NinjaBatt power stations punch well over their weight. The 280Wh station weighs 7.3 pounds and can power a refrigerator for up to six hours, run lamps congruent with cited wattage for 30 hours, charge a smart phone more than 40 times, or charge a laptop five times or more.
Weighing in at 12 pounds, the 560Wh model allows you to run a big screen TV in your RV while simultaneously charging your iPhone and chilling down a six-pack of microbrew in the mini fridge. It can run your lights for 60 hours, the refrigerator for 12 hours, charge your phone more than 80 times, and charge your laptop more than six times.
"I'm not exaggerating when I say we know charging technologies," says Reshef. "Our power stations are tough and utterly reliable, and we're expanding the product line to accommodate customers who may want greater or lesser capacity. We're introducing a 148Wh mini station that weighs only two pounds and is ideal for backpacking, and we're planning to release 1,200Wh and 2,000Wh stations. We're also going to release 120Wh and 200Wh solar panels by the end of the year."
When combined with the power stations, the solar panels will complete a virtuous circle of total and environmentally sound energy independence.

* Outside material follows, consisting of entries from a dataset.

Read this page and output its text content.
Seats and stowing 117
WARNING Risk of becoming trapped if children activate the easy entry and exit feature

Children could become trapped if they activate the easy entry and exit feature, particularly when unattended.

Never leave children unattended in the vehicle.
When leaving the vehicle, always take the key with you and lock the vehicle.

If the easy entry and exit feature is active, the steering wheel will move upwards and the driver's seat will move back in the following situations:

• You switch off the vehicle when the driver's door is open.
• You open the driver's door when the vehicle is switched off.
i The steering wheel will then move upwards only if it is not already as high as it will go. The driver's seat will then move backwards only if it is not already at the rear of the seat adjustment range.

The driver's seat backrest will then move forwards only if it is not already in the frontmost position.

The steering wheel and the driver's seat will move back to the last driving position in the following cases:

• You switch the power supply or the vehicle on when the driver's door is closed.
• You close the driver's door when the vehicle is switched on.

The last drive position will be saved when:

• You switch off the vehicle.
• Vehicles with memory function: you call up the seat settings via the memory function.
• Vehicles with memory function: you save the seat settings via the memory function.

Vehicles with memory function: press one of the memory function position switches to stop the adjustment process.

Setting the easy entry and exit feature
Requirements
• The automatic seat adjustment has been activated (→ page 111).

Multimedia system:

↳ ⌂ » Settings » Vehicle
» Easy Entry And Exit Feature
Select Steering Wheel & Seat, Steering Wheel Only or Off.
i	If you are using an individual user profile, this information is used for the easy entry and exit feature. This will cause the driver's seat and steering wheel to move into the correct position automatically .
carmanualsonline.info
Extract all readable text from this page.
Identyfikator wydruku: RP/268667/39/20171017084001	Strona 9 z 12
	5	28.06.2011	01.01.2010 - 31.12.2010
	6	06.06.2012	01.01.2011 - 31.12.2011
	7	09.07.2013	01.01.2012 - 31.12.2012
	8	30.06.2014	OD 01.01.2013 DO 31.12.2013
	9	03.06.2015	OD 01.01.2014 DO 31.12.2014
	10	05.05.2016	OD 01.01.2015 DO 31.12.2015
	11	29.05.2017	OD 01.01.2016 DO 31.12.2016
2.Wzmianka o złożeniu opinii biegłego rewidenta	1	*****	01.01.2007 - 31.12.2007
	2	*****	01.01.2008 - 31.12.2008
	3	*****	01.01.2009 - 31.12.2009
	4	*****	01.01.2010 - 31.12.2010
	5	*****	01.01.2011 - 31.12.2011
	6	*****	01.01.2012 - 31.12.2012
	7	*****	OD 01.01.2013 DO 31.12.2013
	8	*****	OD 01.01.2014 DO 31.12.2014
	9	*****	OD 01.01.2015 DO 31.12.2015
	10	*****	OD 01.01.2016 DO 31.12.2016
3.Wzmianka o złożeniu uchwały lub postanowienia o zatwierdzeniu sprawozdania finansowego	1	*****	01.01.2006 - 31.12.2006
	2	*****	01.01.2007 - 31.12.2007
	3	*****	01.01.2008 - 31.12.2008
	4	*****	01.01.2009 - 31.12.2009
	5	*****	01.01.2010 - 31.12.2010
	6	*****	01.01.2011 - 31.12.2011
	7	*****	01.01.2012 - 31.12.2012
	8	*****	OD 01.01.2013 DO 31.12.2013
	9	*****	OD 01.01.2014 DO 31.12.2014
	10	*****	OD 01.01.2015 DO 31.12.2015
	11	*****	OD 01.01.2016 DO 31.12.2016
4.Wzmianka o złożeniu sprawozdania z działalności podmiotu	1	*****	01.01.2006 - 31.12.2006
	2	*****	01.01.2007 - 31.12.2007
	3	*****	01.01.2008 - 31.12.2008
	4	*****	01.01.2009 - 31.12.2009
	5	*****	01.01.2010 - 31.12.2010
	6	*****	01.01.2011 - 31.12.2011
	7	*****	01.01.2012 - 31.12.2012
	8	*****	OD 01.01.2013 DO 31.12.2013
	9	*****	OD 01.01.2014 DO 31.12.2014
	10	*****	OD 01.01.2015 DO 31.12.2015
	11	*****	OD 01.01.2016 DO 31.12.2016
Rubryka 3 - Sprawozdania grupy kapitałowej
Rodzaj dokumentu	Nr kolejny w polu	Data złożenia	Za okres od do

"With a 200 to 300Wh solar panel, five to nine hours of sunlight will be sufficient to recharge even the larger power stations," says Reshef. "If you have sunlight, you'll have freedom from the grid and freedom to go where you want with all your power needs accommodated."
But NinjaBatts are more than a means for roaming in comfort, emphasizes Reshef: they're the logical solution for energy needs in disaster situations.
"Most people opt for portable gasoline generators following natural disasters like floods, wildfires, and earthquakes," says Reshef. "But gas generators have multiple drawbacks. They're noisy. They pollute the air. Fuel can be hard to find after a disaster. Our power stations are silent, safer, better for the environment, and much more portable. They just make sense for today's world."
Challenges: "We import components from Asia that must meet our very strict specifications," says Reshef, "but our direct competitors are Chinese manufacturers who don’t match our rigorous quality control or follow American shipping regulations, and who derive an unfair advantage by lowballing on price. They're simply producing inferior products -- in some cases, flawed and dangerous products. There are potential hazards with this technology, and your standards must be high to protect the consumer."
Opportunities: "I think we're in the discovery mode for this product line," says Reshef. "People are realizing we're not only competitive with gas generators -- we're better for a variety of reasons. The growth curve will be upward and steep as people learn what it is we do and what we're offering."
Needs: "That gets back to our challenges," observes Reshef. "Some equity in the marketplace would be nice. We need better enforcement of existing regulations to ensure the game is fair. That won't just benefit us -- it will protect the consumer."